前回は公的年金の運用を株式にシフトする動きが加速しているという話をしました。その背景には、今のままでは年金の支給額を維持できないという、厳しい年金財政事情があります。
日本の年金は積み立て方式ではない
多くの人が勘違いしているのですが、日本の年金は自分で払った保険料を積み立て、後でその分をもらうという仕組みにはなっていません。
年金制度には、積立方式(つみたてほうしき)と賦課方式(ふかほうしき)という2種類があるのですが、自分で払った分を自分がもらうのは積立方式です。
これに対して、日本のやり方は、働く若い世代の人が払い込んだお金を、そのまま高齢者に支給する賦課方式です。この方式では、自分がいくら払ったのかに関係なく、その時に存在している高齢者をすべて支える必要が出てきます。
年金に限らず、日本の社会保障制度は、基本的には家族が相互に生活の面倒を見るという、家族主義的な価値観が元になっており、政府が自立した個人の生活を保障するという形にはなっていません。
要するにムラ社会の延長線上として制度が設計されているのですが、多くの人がそんはなはずはないと思っているので、いろいろとミスマッチが起こってくるのです。

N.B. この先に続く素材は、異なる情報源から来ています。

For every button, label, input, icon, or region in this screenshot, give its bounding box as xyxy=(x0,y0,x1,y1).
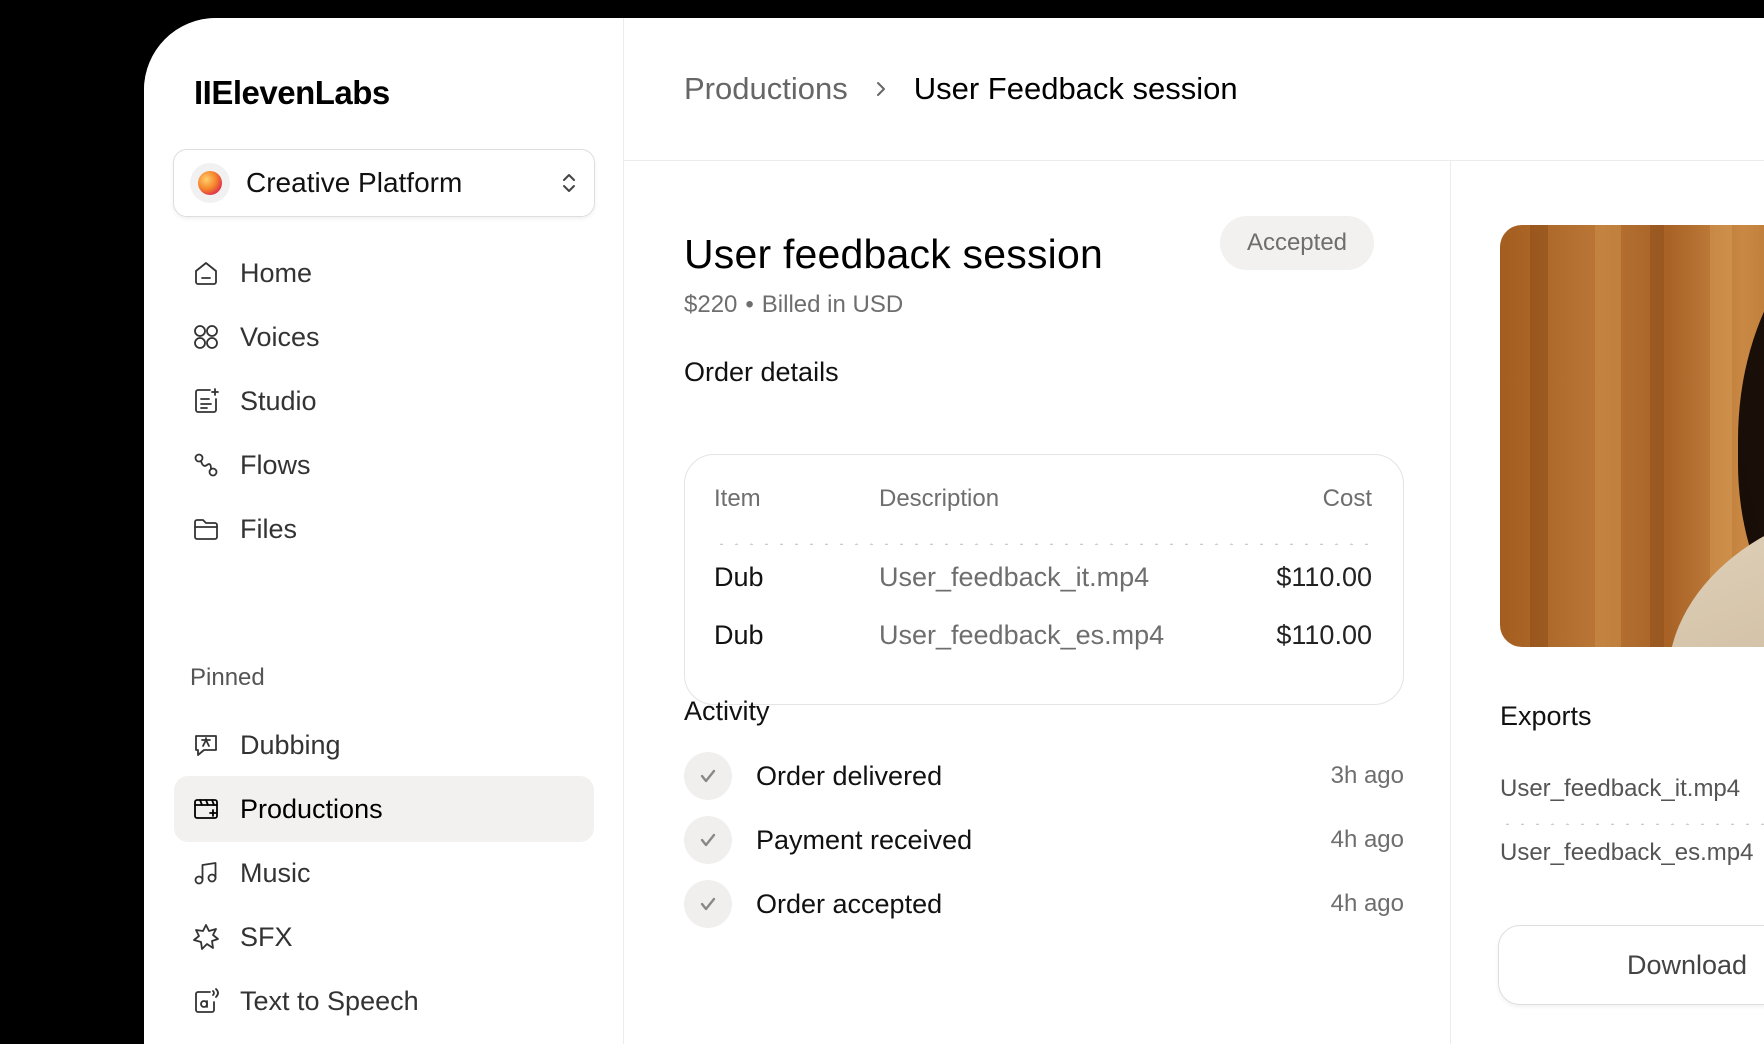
exports-panel: Exports User_feedback_it.mp4 User_feedba… xyxy=(1452,161,1764,1044)
row-cost: $110.00 xyxy=(1276,620,1372,650)
order-price: $220 xyxy=(684,291,738,318)
row-description: User_feedback_es.mp4 xyxy=(879,620,1165,650)
music-icon xyxy=(190,857,222,889)
status-badge: Accepted xyxy=(1220,216,1374,270)
row-description: User_feedback_it.mp4 xyxy=(879,562,1150,592)
studio-icon xyxy=(190,385,222,417)
table-row: Dub User_feedback_es.mp4 $110.00 xyxy=(714,620,1372,651)
video-thumbnail[interactable] xyxy=(1500,225,1764,647)
sidebar-item-studio[interactable]: Studio xyxy=(174,368,594,434)
exports-title: Exports xyxy=(1500,701,1592,731)
table-row: Dub User_feedback_it.mp4 $110.00 xyxy=(714,562,1372,593)
sidebar-item-text-to-speech[interactable]: Text to Speech xyxy=(174,968,594,1034)
sidebar-item-voices[interactable]: Voices xyxy=(174,304,594,370)
voices-icon xyxy=(190,321,222,353)
sidebar-item-label: Productions xyxy=(240,793,383,824)
row-item: Dub xyxy=(714,562,764,592)
home-icon xyxy=(190,257,222,289)
check-icon xyxy=(684,880,732,928)
order-details-title: Order details xyxy=(684,357,839,387)
activity-time: 3h ago xyxy=(1330,762,1404,789)
dubbing-icon xyxy=(190,729,222,761)
page-title: User feedback session xyxy=(684,231,1103,277)
download-button[interactable]: Download xyxy=(1498,925,1764,1005)
sfx-icon xyxy=(190,921,222,953)
table-header: Item Description Cost xyxy=(714,485,1372,513)
flows-icon xyxy=(190,449,222,481)
activity-title: Activity xyxy=(684,696,770,726)
check-icon xyxy=(684,816,732,864)
chevron-updown-icon xyxy=(563,174,575,192)
breadcrumb-root-link[interactable]: Productions xyxy=(684,71,848,107)
productions-icon xyxy=(190,793,222,825)
sidebar-item-label: Voices xyxy=(240,321,320,352)
column-header-cost: Cost xyxy=(1322,485,1372,512)
order-details-table: Item Description Cost Dub User_feedback_… xyxy=(684,454,1404,705)
activity-label: Order accepted xyxy=(756,888,943,919)
files-icon xyxy=(190,513,222,545)
export-file-link[interactable]: User_feedback_it.mp4 xyxy=(1500,775,1740,803)
activity-item: Payment received 4h ago xyxy=(684,815,1404,865)
sidebar-item-label: Files xyxy=(240,513,298,544)
app-window: IIElevenLabs Creative Platform Home Voic… xyxy=(144,18,1764,1044)
sidebar-item-home[interactable]: Home xyxy=(174,240,594,306)
pinned-section-label: Pinned xyxy=(190,664,265,691)
activity-label: Order delivered xyxy=(756,760,943,791)
sidebar-item-label: Studio xyxy=(240,385,317,416)
check-icon xyxy=(684,752,732,800)
separator-dot: • xyxy=(745,291,754,318)
activity-time: 4h ago xyxy=(1330,826,1404,853)
sidebar-item-productions[interactable]: Productions xyxy=(174,776,594,842)
column-header-item: Item xyxy=(714,485,761,512)
sidebar-item-flows[interactable]: Flows xyxy=(174,432,594,498)
row-item: Dub xyxy=(714,620,764,650)
order-billing: Billed in USD xyxy=(761,291,904,318)
activity-time: 4h ago xyxy=(1330,890,1404,917)
sidebar-item-label: Music xyxy=(240,857,311,888)
workspace-switcher[interactable]: Creative Platform xyxy=(173,149,595,217)
order-panel: User feedback session $220 • Billed in USD… xyxy=(624,161,1451,1044)
sidebar-item-label: Flows xyxy=(240,449,311,480)
activity-label: Payment received xyxy=(756,824,973,855)
brand-logo[interactable]: IIElevenLabs xyxy=(194,74,390,112)
sidebar: IIElevenLabs Creative Platform Home Voic… xyxy=(144,18,624,1044)
breadcrumb-current: User Feedback session xyxy=(913,71,1238,106)
activity-item: Order delivered 3h ago xyxy=(684,751,1404,801)
sidebar-item-label: SFX xyxy=(240,921,293,952)
sidebar-item-sfx[interactable]: SFX xyxy=(174,904,594,970)
workspace-avatar xyxy=(190,163,230,203)
sidebar-item-label: Text to Speech xyxy=(240,985,419,1016)
activity-item: Order accepted 4h ago xyxy=(684,879,1404,929)
column-header-description: Description xyxy=(879,485,1000,512)
order-meta: $220 • Billed in USD xyxy=(684,291,903,319)
sidebar-item-dubbing[interactable]: Dubbing xyxy=(174,712,594,778)
sidebar-item-label: Home xyxy=(240,257,313,288)
sidebar-item-files[interactable]: Files xyxy=(174,496,594,562)
sidebar-item-label: Dubbing xyxy=(240,729,341,760)
breadcrumb: Productions User Feedback session xyxy=(624,18,1764,161)
chevron-right-icon xyxy=(876,82,885,96)
export-file-link[interactable]: User_feedback_es.mp4 xyxy=(1500,839,1753,867)
text-to-speech-icon xyxy=(190,985,222,1017)
sidebar-item-music[interactable]: Music xyxy=(174,840,594,906)
divider xyxy=(714,543,1374,545)
row-cost: $110.00 xyxy=(1276,562,1372,592)
divider xyxy=(1500,823,1764,825)
workspace-name: Creative Platform xyxy=(246,167,463,198)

よく聞かれる議論は年金が破綻するかどうかというものです。厚労省は「年金は破綻しない」と言っていますが、一方では「それはまやかしだ」という意見があります。これも積立方式と賦課方式の認識の違いが原因です。
男性も女性も生涯働くことが前提に
日本の年金はあたかも積立方式であるかのようなイメージを持たせていますが、現実には賦課方式です。
この方式であれば、現役世代の人口がゼロになるまで、年金を徴収することができますから、そもそも理論的に破綻という概念がありません。ただし最悪の場合は、年金が1円以下になってしまうこともあるでしょう。しかし破綻はしていないのです。
賦課方式の場合には高齢者人口が増えていけば、支給額は限りなく少なくなっていきます。今のところ120兆円の積立金があるので何とか運用益でカバーしていますが、その積立金も年2~3兆円のペースでなくなっています。
先日、厚労省が長期的な年金の財政見通しを公表しました。それによると、経済が順調に推移した場合には、30年後において現役世代の給料の50%程度を維持できるとしています(これはあくまでその時の現役世代の平均給与に対する割合ですので、今自分がもらっている給料の50%という意味ではありません)。
しかしこの試算には前提条件があります。女性と高齢者の社会参加が進み、運用が好調だった場合というものです。男性も女性も生涯にわたって仕事を続け、かつ年金運用がうまくいった場合の数値です。
一方、女性の社会進出がスムーズに進まず、経済の低成長が続くケースでは、2055年に年金の積立金がなくなり、給付金額は現役世代の37%程度まで下落するとしています。
好景気がずっと続く保証はありませんし、女性の社会参加や高齢者の就労もスムーズに進む保障はありません。場合によっては、その程度まで給付水準が悪化する可能性があることも考えておいた方がよいでしょう。